Renewable Energy — A Location Story

It’s easy to tell when the Salzburg to Munich train crosses into Germany.  There is no visible border crossing, but suddenly solar panels are everywhere.  Germany has been subsidizing the solar power industry for years…and it is the largest Solar power market in the world.  Austria has been less generous, so the solar panels show up at the border.

This experience underlines an interesting problem, Green Energy and geography don’t always work well together.  Would you expect to find solar panels in Minnesota or southern Canada?  All of Bavaria (southern Germany) has a latitude that is higher than Minneapolis.  Munich, were it moved due west to Minnesota, would lie just a bit south of International Falls.  Solar Power, International Falls, well.. uh…OK?   Northern Germany has the same latitude as Southern Alaska.

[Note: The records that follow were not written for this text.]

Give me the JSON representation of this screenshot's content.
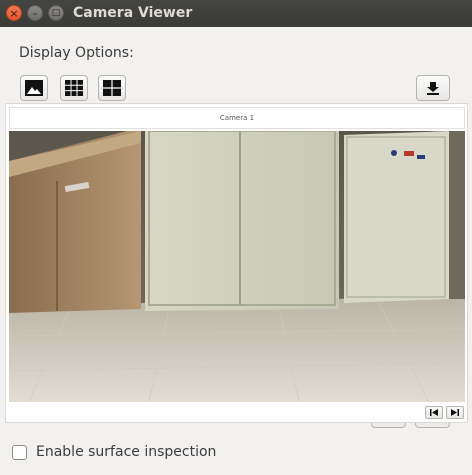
{
  "window": {
    "title": "Camera Viewer",
    "close_glyph": "×",
    "minimize_glyph": "–",
    "maximize_glyph": "□"
  },
  "display_options": {
    "label": "Display Options:",
    "buttons": [
      {
        "name": "single-view",
        "icon": "image-icon"
      },
      {
        "name": "grid-6-view",
        "icon": "grid-6-icon"
      },
      {
        "name": "grid-4-view",
        "icon": "grid-4-icon"
      }
    ],
    "download_icon": "download-icon"
  },
  "camera": {
    "header": "Camera 1",
    "prev_icon": "skip-back-icon",
    "next_icon": "skip-forward-icon"
  },
  "surface_inspection": {
    "label": "Enable surface inspection",
    "checked": false
  }
}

Roofs all over Germany are covered in Solar power panels.  The efficiency of those units must be terrible.  I can’t imagine climbing up onto the roof on a cold winter day to remove the snow so the solar panels can see the sun.  Munich has only 8 hours and 21 minutes of daylight on December 21st, and the sun angle is 18.5 degrees above the horizon, the sun angle to the panels must be terrible.

A wind farm has been constructed along I-65, north of Indianapolis, an area that is considered marginal for wind generation.  All of the Southeastern USA is considered unacceptable for wind power generation.   When I think about wind power in the USA, I see very long transmission lines everywhere.  Good wind generation locations are, for the most part in remote locations…like the middle of Lake Michigan or the mountains of Wyoming.

Let’s look at some USA Energy department maps.

We in the USA put wind farms at places that are acceptable politically and not too bad scientifically.   The result is relatively inefficient wind farms.

Whenever politics and science get mixed together we should all be prepared for strange results. Solar panels at latitude 48.1333 (Munich) and wind farms along I-65 in central Indiana (it’s not on the map because it was built after 2009) are just two of my favorite examples.